The customer’s edge domain must match the registered custom domain. If mTLS endpoint aliases are enabled, the customer edge must also accept requests on the subdomain used by the mTLS aliases. All requests that arrive at the mTLS subdomain should request a client TLS certificate and verify that the certificate is registered for use. For more information, see Verify the client certificate.

The mTLS handshake occurs before the edge infrastructure can determine the requested path. Once the TLS session is established, the customer may wish to inspect the path and only forward requests for the following endpoints:

  • /oauth/token

  • /oauth/par

  • /userinfo

If your installation aims for FAPI compliance, additional requirements related to TLS are placed on your edge network. For more information, see the FAPI1 Baseline, FAPI1 Advanced, and FAPI2 Baseline specifications.

Verify the client certificate

The customer edge network performs validations that depend on the expected type of the client certificate. To avoid common security problems and pitfalls, use a well-vetted certificate validation library when possible. When the client certificate fails validation, the expected behavior is dependent on the installation and outside of the scope of this document.

CA-signed certificates

When a certificate is signed by a certificate authority, the trust chain of the certificate must be verified, including the root certificate. The certificate may also be compared against an allow or deny list to ensure the certificate is registered and has not been revoked. Do not use a public certificate authority (e.g. LetsEncrypt) to sign your client certificates, as there is a risk of impersonating your clients.

Self-signed certificates

Self-signed certificates are not backed by a chain of trust so a certificate chain cannot be checked. Instead, the certificate thumbprint could be checked against a registered certificate database or forwarded directly to Auth0 to perform this check.

Forward the request

Once the certificate is verified, requests are forwarded along with several special headers from the customer to the same endpoint on the custom domain’s forwarding target at Auth0's edge network. The forwarded request must include the following headers:

  • The Custom Domain API key as the cname-api-key header.

  • The client certificate as the client-certificate header. Note: Since HTTP headers must be text, the certificate must be converted to a URL component encoded PEM. The header value is limited to 4096 bytes. Therefore, only the first certificate in the chain should be forwarded to Auth0.
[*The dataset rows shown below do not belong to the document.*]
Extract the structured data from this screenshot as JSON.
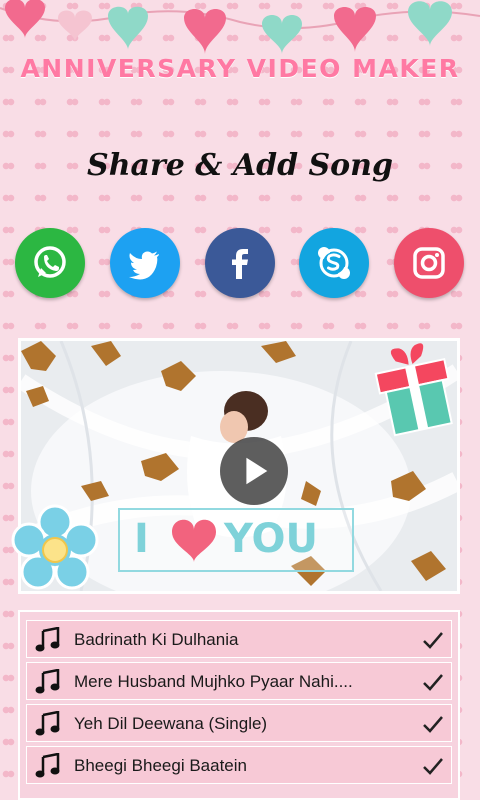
{
  "app": {
    "title": "ANNIVERSARY VIDEO MAKER",
    "section_heading": "Share & Add Song"
  },
  "share_buttons": [
    {
      "name": "whatsapp",
      "icon": "whatsapp-icon",
      "color": "#2cb742"
    },
    {
      "name": "twitter",
      "icon": "twitter-icon",
      "color": "#1da1f2"
    },
    {
      "name": "facebook",
      "icon": "facebook-icon",
      "color": "#3b5998"
    },
    {
      "name": "skype",
      "icon": "skype-icon",
      "color": "#12a5e0"
    },
    {
      "name": "instagram",
      "icon": "instagram-icon",
      "color": "#ee4f6c"
    }
  ],
  "video": {
    "overlay_text_left": "I",
    "overlay_text_right": "YOU",
    "state": "paused"
  },
  "songs": [
    {
      "title": "Badrinath Ki Dulhania",
      "checked": true
    },
    {
      "title": "Mere Husband Mujhko Pyaar Nahi....",
      "checked": true
    },
    {
      "title": "Yeh Dil Deewana (Single)",
      "checked": true
    },
    {
      "title": "Bheegi Bheegi Baatein",
      "checked": true
    }
  ],
  "colors": {
    "accent_pink": "#ff79a3",
    "banner_mint": "#8fd9c8",
    "background": "#f9dde6"
  }
}
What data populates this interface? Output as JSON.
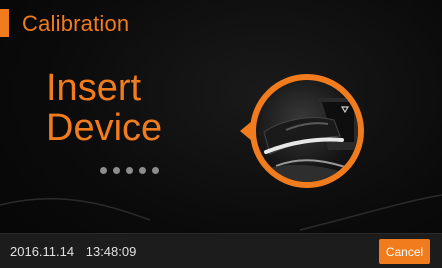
{
  "title": "Calibration",
  "instruction": {
    "line1": "Insert",
    "line2": "Device"
  },
  "progress_dots": {
    "count": 5
  },
  "illustration": {
    "icon": "device-insert-icon",
    "slot_marker": "triangle-down-icon"
  },
  "status": {
    "date": "2016.11.14",
    "time": "13:48:09"
  },
  "actions": {
    "cancel_label": "Cancel"
  },
  "colors": {
    "accent": "#f07c1e",
    "background": "#0b0b0b",
    "bottom_bar": "#1c1c1c"
  }
}
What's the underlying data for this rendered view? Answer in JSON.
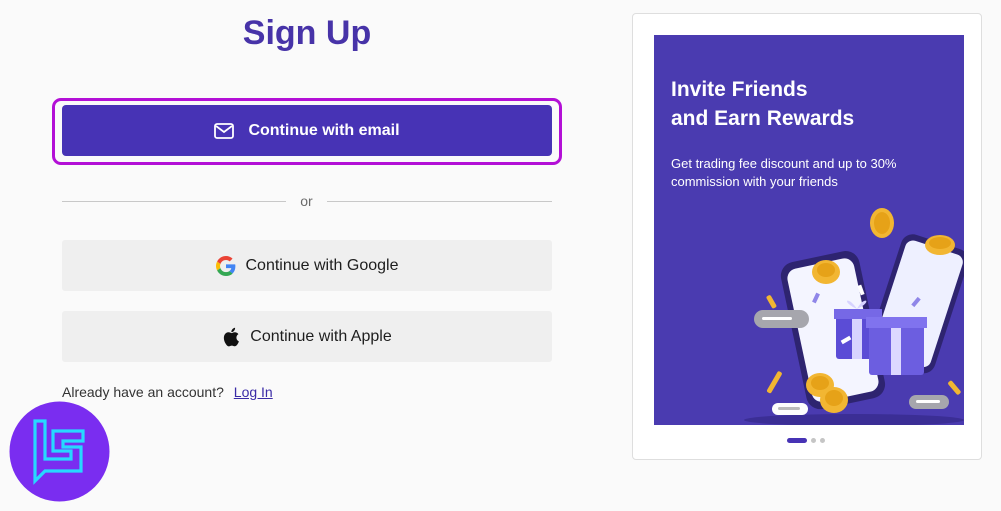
{
  "signup": {
    "title": "Sign Up",
    "email_button": "Continue with email",
    "divider": "or",
    "google_button": "Continue with Google",
    "apple_button": "Continue with Apple",
    "already_text": "Already have an account?",
    "login_link": "Log In"
  },
  "promo": {
    "title_line1": "Invite Friends",
    "title_line2": "and Earn Rewards",
    "subtitle": "Get trading fee discount and up to 30% commission with your friends",
    "carousel": {
      "total": 3,
      "active": 1
    }
  },
  "icons": {
    "email": "mail-icon",
    "google": "google-icon",
    "apple": "apple-icon"
  },
  "colors": {
    "accent": "#4733b5",
    "title": "#4733a8",
    "highlight": "#b30fd6",
    "promo_bg": "#4a3bb0",
    "coin": "#f2b632"
  }
}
  • The client certificate CA verification status as the client-certificate-ca-verified header. The client-certificate-ca-verified header can have the following values:

    • SUCCESS: indicates that the client certificate is valid and has been verified by a certificate authority.

    • FAILED: indicates that the presented client certificate is valid, however the certificate's trust chain has NOT been verified by a certificate authority. In other words, it’s a self-signed certificate. May include an optional failure reason.

If your configuration supports only CA-signed certificates, you don't need to forward self-signed certificates to the Auth0 edge network, and you can terminate the request earlier. However, if your clients are configured to authenticate using self-signed certificates, Auth0 expects your network edge to send a client-certificate-ca-verified:FAILED header. Depending on this header value, Auth0 knows which client authentication method has been used and which client credentials need to be verified against.